Доносилось благоухание цветущего сада.
Все это вместе и было – Отечество!.. Жизнь!.. и Любовь!..
Осенью ему стало хуже: открылась рана.
С увяданием сада увядал и он.
Аким не отходил от отца.
Максим лежал у открытого окна и глядел на сына. Голова кружилась, и иногда он проваливался в какую-то пустоту.
Легкий ветерок ворвался в комнату, и на грудь Максима, плавно кружась, опустился желтый лист…
С трудом подняв руку, он взял его, нежно погладил пальцами и поднес к лицу, уловив запах сада, дождя, ветра и неба, запах всего мироздания, которое он скоро оставит, уносясь в неизвестность Млечного Пути…
И в ту же секунду, глянув на сына, вспомнил отца – и не понимал уже, где он?! и кто он?!. Взрослый или ребенок…
И что у него впереди: Жизнь!.. или Смерть!..
И была ли жизнь?..
Или все это только сон?..
И вдруг ясно понял одно!..
Что Бессмертен!
Что Круг никогда не замкнется, и Жизнь Бесконечна, пока есть Сын!..
Чуть позже вошла жена и села рядом, поправив одеяло и коснувшись его потного лба прохладной рукой.
«Только теперь и понимаешь, что богатство, чины и слава – пыль и суета.
Суть истины в другом – чтобы тебя хоть кто-то любил», – подумал он, целуя руку Мари.
Аким, желая оставить мать и отца одних, поднялся и вышел из комнаты.
– Ежели кого полюбишь, выходи замуж, – с трудом произнес, ощущая острую боль в груди и стараясь подавить ее и не выдать себя.
Сдерживая слезы, она отрицательно покачала головой и что-то прошептала, с трудом проглотив сдавивший горло комок. А глаза ее предательски набухали от слез, и, глянув в эти зеленые влажные глаза, он задохнулся от любви к этой красивой белокурой женщине.
– Что ты сказала? – тоже прошептал он, взяв ее руку в свои и нежно лаская пальцами, как давеча лист.
– Не полюблю!.. – выхватила из-за манжета платья платок и, тут же забыв о нем, молча глотала слезы.
– Я люблю тебя! – то ли сказал, то ли подумал он… и попытался улыбнуться ей.
Закусив нижнюю, подрагивающую от подступивших рыданий губу, она тоже попыталась улыбнуться, но у нее не получилось, и Мари устремила взгляд в окно, чтоб хоть немного успокоиться.
Через секунду, судорожно вздохнув, нагнулась и поцеловала его в губы.
Максим задохнулся от тоски с такой же силой, как недавно от любви к ней, подумав: «Как мне будет Там не хватать ее губ …и рук …и глаз… Елочных волшебных глаз, несущих в себе тайну…
Тайну чего? – глядел на нее. – Бытия? Жизни? Смерти?..
Скорее, просто Любви…
Эта женщина закроет мои глаза…» – И его целиком поглотила жалость.
Не к себе. К ней!
«Ведь ей предстоит вскоре остаться одной!..
Мне будет уже безразлично, а каково ей?
Бедная!
Я ничем. Ничем уже не могу ей помочь. – Прислушивался к нарастающей боли.
– Нет! Неправда!
Она не будет одна!!!
Рядом с ней останется сын!
Наш Сын!
Частица меня…»
А в ее голове, раскалывая виски, звучала соната Бетховена…

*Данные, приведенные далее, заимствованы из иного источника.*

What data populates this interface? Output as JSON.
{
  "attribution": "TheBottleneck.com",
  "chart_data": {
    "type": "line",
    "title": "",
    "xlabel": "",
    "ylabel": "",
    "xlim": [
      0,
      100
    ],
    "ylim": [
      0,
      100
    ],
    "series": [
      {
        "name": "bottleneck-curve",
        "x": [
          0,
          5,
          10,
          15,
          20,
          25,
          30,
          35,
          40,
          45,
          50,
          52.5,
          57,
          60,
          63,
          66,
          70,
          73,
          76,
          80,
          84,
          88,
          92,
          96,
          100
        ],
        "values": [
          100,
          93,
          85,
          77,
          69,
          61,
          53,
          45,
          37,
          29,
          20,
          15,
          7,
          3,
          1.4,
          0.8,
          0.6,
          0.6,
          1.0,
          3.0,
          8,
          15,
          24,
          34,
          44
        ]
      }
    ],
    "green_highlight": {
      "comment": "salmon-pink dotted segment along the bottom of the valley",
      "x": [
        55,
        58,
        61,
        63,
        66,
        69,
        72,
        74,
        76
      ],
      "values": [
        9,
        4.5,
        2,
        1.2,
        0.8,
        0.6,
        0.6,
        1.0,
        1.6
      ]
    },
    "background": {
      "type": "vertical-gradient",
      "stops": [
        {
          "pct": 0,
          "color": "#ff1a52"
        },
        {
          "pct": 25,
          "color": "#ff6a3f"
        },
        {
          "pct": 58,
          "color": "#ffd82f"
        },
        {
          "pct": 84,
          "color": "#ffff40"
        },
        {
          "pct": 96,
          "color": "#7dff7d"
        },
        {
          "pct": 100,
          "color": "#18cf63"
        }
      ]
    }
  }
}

Боль стала просто невыносимой, и судорога исказила его лицо.
Она с испугом коснулась ладонью его лба.
Он хотел поцеловать эту руку, но не было больше сил.
«Ну прижми… прижми ладонь к моим губам!» – безмолвно кричал он, и она услышала беззвучную его просьбу.
Ему сразу стало удивительно легко и приятно. Боль куда-то исчезла, и даже показалось, что где-то вдали зазвучали колокола.
Но неожиданно звук стал нарастать и сделался неприятно высок.
Он услышал дребезжание бочек водовоза и скрип телеги, куда-то везущей его, но вскоре опять мощно зазвучали колокола, заглушив неприятный скрежет и скрип.
Колоколов становилось все больше и больше, а звон переходил в набат, и тут Максим увидел свет – яркое-яркое пламя.
«Когда-то я пережал уже это! – подумал он. – Это же Смоленск! Горит Смоленск! А может – Москва? Или мой старый дом? Смоленск, Москва или старый дом?.. – завертелась мысль, а вокруг гремели колокола. – Сколько же рядом церквей?.. А как приятно греет огонь!» – В отблесках пламени увидел Волынского и Кешку.
Они были молодые, двадцатилетние и приветливо смотрели в его сторону.
Мощный колокольный звон постепенно перешел в рыдания одинокого дорожного колокольчика, а затем тишина-а-а…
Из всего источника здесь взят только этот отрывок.